Of the many sleep management techniques that have been devised and tested, sleep-contact methods such as bed-sharing are notably absent from the published sleep intervention literature. A study comparing London parents, Copenhagen parents, and parents practicing ‘proximal care’ (emphasising holding infants for much of the day, frequent breastfeeding and cosleeping) (St James-Robert et al 2006), however, did find that London infants — who experienced the least physical contact with their parents: 50% less than in the proximal care group — fussed and cried 50% more than infants in the other two groups at 2 and 5 weeks of age, and significantly more at 12 weeks. There were no differences between groups in bouts of unsoothable crying. Cosleeping (bed-sharing) varied dramatically among groups with 70% of proximal care parents bed-sharing for the whole night, compared to 16% of Copenhagen and 9% of London parents. Breastfeeding was abandoned earliest in the London group, with 37% exclusively breastfeeding at 12 weeks compared to 70% in the Copenhagen group, and 85% in the proximal care group. More nights of ‘sleeping through’ (>5 hours) were reported in the London and Copenhagen groups, and more bouts of waking and crying at night were reported in the proximal care group at 12 weeks. This was a descriptive study only, however, and would carry more weight if parents could have been randomly allocated to the different care groups!

Considerable research from around the world (Ball 2002, 2003; Quillin & Glenn 2004; McKenna & Volpe 2007) indicates that parents who bed-share do so, amongst other reasons, because it enables them to cope more easily with night-time care of their infants. Many parents who employ alternate techniques that encourage lone settling and self-soothing do so whilst abandoning strategies that involve close physical contact (sleep-sharing, breastfeeding, or rocking to sleep).
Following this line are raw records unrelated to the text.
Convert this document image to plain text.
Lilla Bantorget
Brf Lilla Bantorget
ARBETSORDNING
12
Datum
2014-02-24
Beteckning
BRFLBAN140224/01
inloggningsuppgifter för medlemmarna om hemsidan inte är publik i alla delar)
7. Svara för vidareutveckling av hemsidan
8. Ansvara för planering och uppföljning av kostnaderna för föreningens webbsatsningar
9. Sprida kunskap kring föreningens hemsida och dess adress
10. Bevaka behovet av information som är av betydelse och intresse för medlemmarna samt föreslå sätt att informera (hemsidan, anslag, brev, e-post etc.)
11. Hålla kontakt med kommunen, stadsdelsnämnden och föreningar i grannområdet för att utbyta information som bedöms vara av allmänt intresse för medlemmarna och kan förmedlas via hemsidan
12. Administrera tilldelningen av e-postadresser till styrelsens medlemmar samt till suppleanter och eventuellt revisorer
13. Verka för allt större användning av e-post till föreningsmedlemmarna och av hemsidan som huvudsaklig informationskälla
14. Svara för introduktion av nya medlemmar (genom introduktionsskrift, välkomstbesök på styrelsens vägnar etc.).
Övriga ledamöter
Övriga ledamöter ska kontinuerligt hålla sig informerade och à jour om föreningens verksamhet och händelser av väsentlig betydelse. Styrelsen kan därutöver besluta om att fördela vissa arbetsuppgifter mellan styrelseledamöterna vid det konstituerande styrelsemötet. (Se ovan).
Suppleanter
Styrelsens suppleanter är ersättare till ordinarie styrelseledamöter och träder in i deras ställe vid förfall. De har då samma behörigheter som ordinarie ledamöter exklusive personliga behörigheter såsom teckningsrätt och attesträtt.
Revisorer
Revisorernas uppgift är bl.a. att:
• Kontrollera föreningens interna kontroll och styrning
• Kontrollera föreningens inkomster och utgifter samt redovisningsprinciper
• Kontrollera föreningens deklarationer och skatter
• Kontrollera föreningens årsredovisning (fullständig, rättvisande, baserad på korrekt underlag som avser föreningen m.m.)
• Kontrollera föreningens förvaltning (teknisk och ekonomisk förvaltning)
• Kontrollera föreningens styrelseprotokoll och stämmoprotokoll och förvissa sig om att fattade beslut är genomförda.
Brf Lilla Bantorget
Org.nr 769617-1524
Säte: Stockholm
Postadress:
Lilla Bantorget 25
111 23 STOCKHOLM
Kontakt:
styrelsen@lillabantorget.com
For various reasons (including cultural emphasis on achieving independent sleep, concerns about bed-sharing safety) the effectiveness of bed-sharing for managing infant ‘sleep problems’ has not been evaluated in any trial, but it is one that many parents eventually discover (Rudzik and Ball 2016).

Mechanisms

Little is known about the mechanism by which ‘sleep training’ works, beyond the realm of behavioural psychology. Sleep training strategies which are derived from behavioural theory are – unsurprisingly – evaluated principally on behavioural measures, or outcomes.

The ‘success’ of most empirically evaluated sleep training strategies is measured by parental report of infant behaviour – sleep, wake and crying duration particularly. When parents are not woken during the night by their child, they believe that he or she has ‘slept through’ — of course this is not necessarily the case. The child may have awoken and simply not ‘signalled’ (cried) for attention. Extinction methods require mother and infant to decouple infant crying from consistent parental response; severing a link (Parsons et al 2010; Feldman 2012; Blunden et al 2011) that is physically and psychologically evolved to ensure infants’ survival.

In the almost complete absence of research into the neurological and physiological processes occurring during the implementation of sleep training we have no way of knowing if the child is not signalling as s/he is asleep, or whether s/he is suppressing signalling in an alternate, dissociative, state. Furthermore, if the child is asleep, is his or her neurophysiological state normal or altered?